Perhaps some may think that I am leaving out of consideration the direct religious appeal that can be made to the prisoners. By no means. I have no intention of underrating the religious appeal. Under the old depressing conditions it is about the only appeal that can be made. But the religious appeal, to be really effective, must be based upon a treatment of the prisoner somewhat in accordance with the precepts of religion. Preaching a religion of brotherly love to convicts while you are treating them upon a basis of diabolical hatred is a discouraging performance.
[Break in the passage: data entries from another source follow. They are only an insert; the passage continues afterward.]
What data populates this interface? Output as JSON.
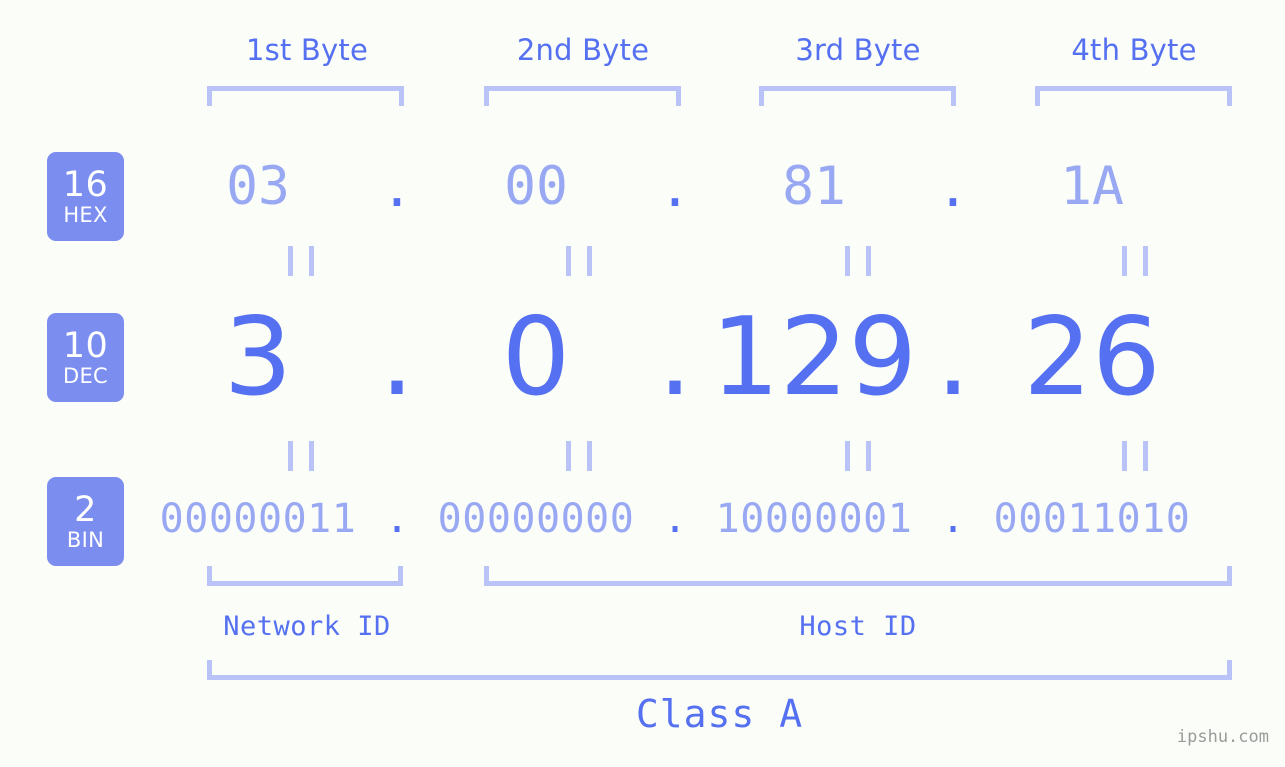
{
  "background_color": "#fbfdf9",
  "accent_color": "#5570f0",
  "accent_light_color": "#99a8f2",
  "bracket_color": "#b9c3f7",
  "badge_color": "#7b8ef0",
  "byte_headers": [
    {
      "label": "1st Byte"
    },
    {
      "label": "2nd Byte"
    },
    {
      "label": "3rd Byte"
    },
    {
      "label": "4th Byte"
    }
  ],
  "bases": [
    {
      "num": "16",
      "name": "HEX"
    },
    {
      "num": "10",
      "name": "DEC"
    },
    {
      "num": "2",
      "name": "BIN"
    }
  ],
  "separator": ".",
  "rows": {
    "hex": {
      "base_num": "16",
      "base_name": "HEX",
      "values": [
        "03",
        "00",
        "81",
        "1A"
      ]
    },
    "dec": {
      "base_num": "10",
      "base_name": "DEC",
      "values": [
        "3",
        "0",
        "129",
        "26"
      ]
    },
    "bin": {
      "base_num": "2",
      "base_name": "BIN",
      "values": [
        "00000011",
        "00000000",
        "10000001",
        "00011010"
      ]
    }
  },
  "address": {
    "hex": "03.00.81.1A",
    "dec": "3.0.129.26",
    "bin": "00000011.00000000.10000001.00011010"
  },
  "segments": {
    "network_id": "Network ID",
    "host_id": "Host ID",
    "class": "Class A"
  },
  "watermark": "ipshu.com"
}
Give the prisoner fair treatment; discard your System based upon revenge; build up a new System based upon a temporary exile of the offender from Society until he can show himself worthy to be granted a new opportunity; and then give him a chance to build up his character while in retirement by free exercise of the faculties necessary for wise discrimination and right choice of action. Then your religious appeal to the prisoner will not be flagrantly contradicted by every sight and sound about him.
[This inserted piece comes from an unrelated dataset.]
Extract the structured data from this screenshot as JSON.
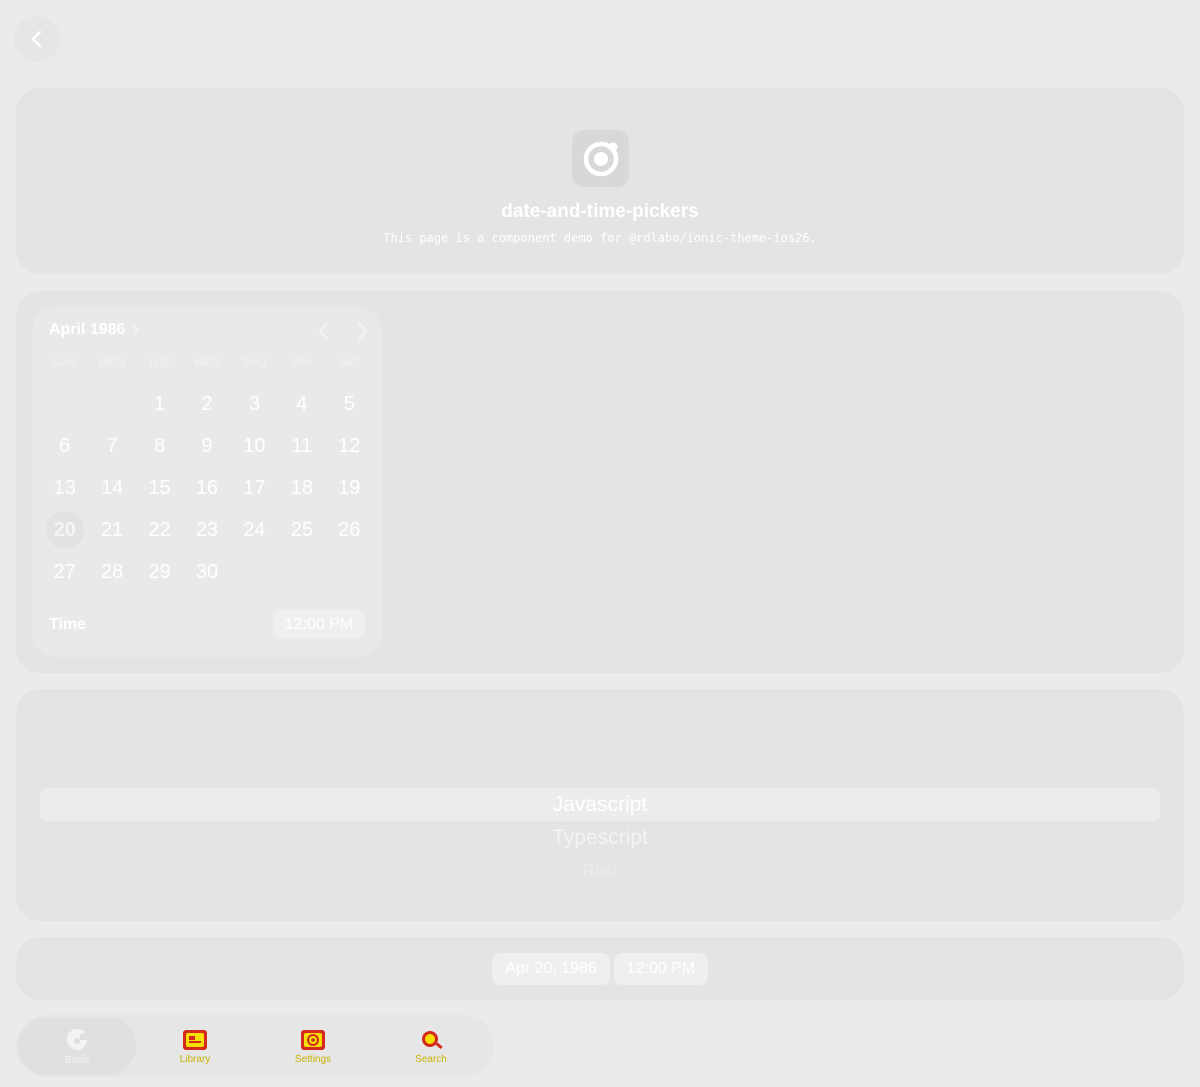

In one of the prisons in a neighboring state, I saw hanging up in the bare, unsightly room they called a chapel, a large illuminated text: Love One Another.
It seemed to me I had never before encountered such terrible, bitter, humiliating sarcasm.
At first sight it seems almost a miracle—the change that is being wrought under Superintendent Riley and Warden Rattigan in Auburn Prison. But in truth there is nothing really extraordinary about it—it is no miracle; unless it be a miracle to discard error and to replace it by truth. The results of a practical application of faith and hope and love often seem miraculous, but as a matter of fact such results are as logical as any geometrical demonstration.
When a man, treated like a beast, snarls and bites you say, “This is the conduct of an abnormal creature—a criminal.” When a prisoner, treated like a man, nobly responds you cry, “A miracle!”
What folly! Both these things are as natural as two and two making four.
The real miracle is when men who have been treated for many years like beasts persist in retaining their manhood.